Personal information
- Born: December 31, 1990 (age 34) Jamaica
- Height: 6 ft 1 in (1.85 m)
- Weight: 241 lb (109 kg)

Career information
- High school: Bridgeport (CT) Central
- College: Connecticut
- NFL draft: 2013: 4th round, 124th overall pick

Career history
- Houston Texans (2013); Arizona Cardinals (2014)*; Indianapolis Colts (2014)*; Washington Redskins (2014); Toronto Argonauts (2016)*;
- * Offseason and/or practice squad member only

Awards and highlights
- First-team All-Big East (2012); Second-team All-Big East (2011);

Career NFL statistics
- Total tackles: 5
- Sacks: 1.0
- Stats at Pro Football Reference

= Trevardo Williams =

American football player (born 1990)

Trevardo V. Williams (born December 31, 1990) is a Jamaican-born former American football defensive end.
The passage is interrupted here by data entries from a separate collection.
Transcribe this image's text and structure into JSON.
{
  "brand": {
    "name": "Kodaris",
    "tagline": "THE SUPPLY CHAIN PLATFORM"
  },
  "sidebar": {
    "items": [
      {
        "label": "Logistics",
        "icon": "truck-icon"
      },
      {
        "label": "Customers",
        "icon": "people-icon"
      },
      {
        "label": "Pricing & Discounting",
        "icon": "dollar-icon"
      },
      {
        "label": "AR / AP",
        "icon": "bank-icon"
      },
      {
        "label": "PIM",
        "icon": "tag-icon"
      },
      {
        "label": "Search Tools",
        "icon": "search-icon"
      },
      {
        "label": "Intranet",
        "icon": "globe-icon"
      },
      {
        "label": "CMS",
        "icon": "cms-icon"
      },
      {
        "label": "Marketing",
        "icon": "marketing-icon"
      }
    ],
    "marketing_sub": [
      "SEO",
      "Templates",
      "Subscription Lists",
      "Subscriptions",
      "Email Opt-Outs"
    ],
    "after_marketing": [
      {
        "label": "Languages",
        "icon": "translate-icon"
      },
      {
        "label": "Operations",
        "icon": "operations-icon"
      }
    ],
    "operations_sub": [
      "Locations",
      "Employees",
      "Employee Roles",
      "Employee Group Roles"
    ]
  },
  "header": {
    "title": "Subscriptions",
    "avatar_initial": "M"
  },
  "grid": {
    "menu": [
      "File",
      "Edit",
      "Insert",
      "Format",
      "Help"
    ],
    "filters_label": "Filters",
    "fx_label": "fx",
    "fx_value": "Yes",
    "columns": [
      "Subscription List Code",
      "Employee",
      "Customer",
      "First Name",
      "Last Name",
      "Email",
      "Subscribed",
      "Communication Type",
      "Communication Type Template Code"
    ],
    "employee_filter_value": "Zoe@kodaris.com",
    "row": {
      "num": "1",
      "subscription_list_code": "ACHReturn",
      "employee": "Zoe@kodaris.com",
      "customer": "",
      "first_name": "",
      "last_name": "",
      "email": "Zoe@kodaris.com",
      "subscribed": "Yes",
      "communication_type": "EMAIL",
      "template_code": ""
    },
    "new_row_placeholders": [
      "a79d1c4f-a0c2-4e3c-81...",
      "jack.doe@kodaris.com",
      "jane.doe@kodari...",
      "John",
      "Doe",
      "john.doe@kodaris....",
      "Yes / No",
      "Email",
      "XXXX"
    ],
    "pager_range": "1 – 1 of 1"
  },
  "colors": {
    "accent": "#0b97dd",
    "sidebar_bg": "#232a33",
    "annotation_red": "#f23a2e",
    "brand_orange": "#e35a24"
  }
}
He played college football at Connecticut, and was selected by the Houston Texans in the fourth round of the 2013 NFL draft. Williams was also a member of the Arizona Cardinals, Indianapolis Colts, Washington Redskins, Toronto Argonauts.

==Early life==
Williams was born in Jamaica, and moved to the United States as a child in 1999. He attended Central High School in Bridgeport, Connecticut, where he played high school football for the Central Hilltoppers. The Hartford Courant and New Haven Register named him to their all-state football teams in 2007. Upon graduation, Williams attended boarding school Canterbury School in New Milford, Connecticut and competed for the Saints.

Williams was also a standout athlete for the Central High School track team. He finished 3rd in the 100 meters at the 2007 State Open championships with a time of 10.74 seconds. He finished 2nd in the 200 meters at the 2008 State Class LL Championships, with a time of 22.41 seconds. He was timed at a career-best time of 10.69 seconds in the 100 meters in his senior year. He also ran a personal best time of 21.98 in the 200 meters.

==College career==
Williams attended the University of Connecticut, where he played for the Connecticut Huskies football team from 2009 to 2012. During his college career, he started 30 of 50 games in which he appeared, recording 133 tackles and 30.5 quarterback sacks. The 30.5 sacks are a team record. Following his senior season in 2012, he was a unanimous first-team All-Big East Conference selection.

==Professional career==

Pre-draft measurables
| Height | Weight | Arm length | Hand span | 40-yard dash | 10-yard split | 20-yard split | 20-yard shuttle | Three-cone drill | Vertical jump | Broad jump | Bench press |
| 6 ft 1 in (1.85 m) | 241 lb (109 kg) | 32+1⁄4 | 9+3⁄8 | 4.57 s | 1.58 s | 2.54 s | 4.35 s | 7.24 s | 38 in (0.97 m) | 10 ft 4 in (3.15 m) | 30 reps |
All values from NFL Combine.

===Houston Texans===
The Houston Texans selected Williams in the fourth round, with the 124th overall pick, of the 2013 NFL draft. He was released by the Texans on August 1, 2014

===Arizona Cardinals===
Williams was claimed off waivers by the Arizona Cardinals on August 2, 2014, but was released on August 8.

===Indianapolis Colts===
Williams signed with the Indianapolis Colts' practice squad on September 23, 2014. He was released on November 25.

===Washington Redskins===
Williams signed with the Washington Redskins practice squad on December 2, 2014. He was promoted to the active roster on December 9. He was waived/injured on August 14, 2015. After going unclaimed, the Redskins placed him on injured reserve. The Redskins released Williams from injured reserve with a settlement on August 19.

===Toronto Argonauts===
Williams signed with the Toronto Argonauts on February 8, 2016. He was released on June 19, 2016.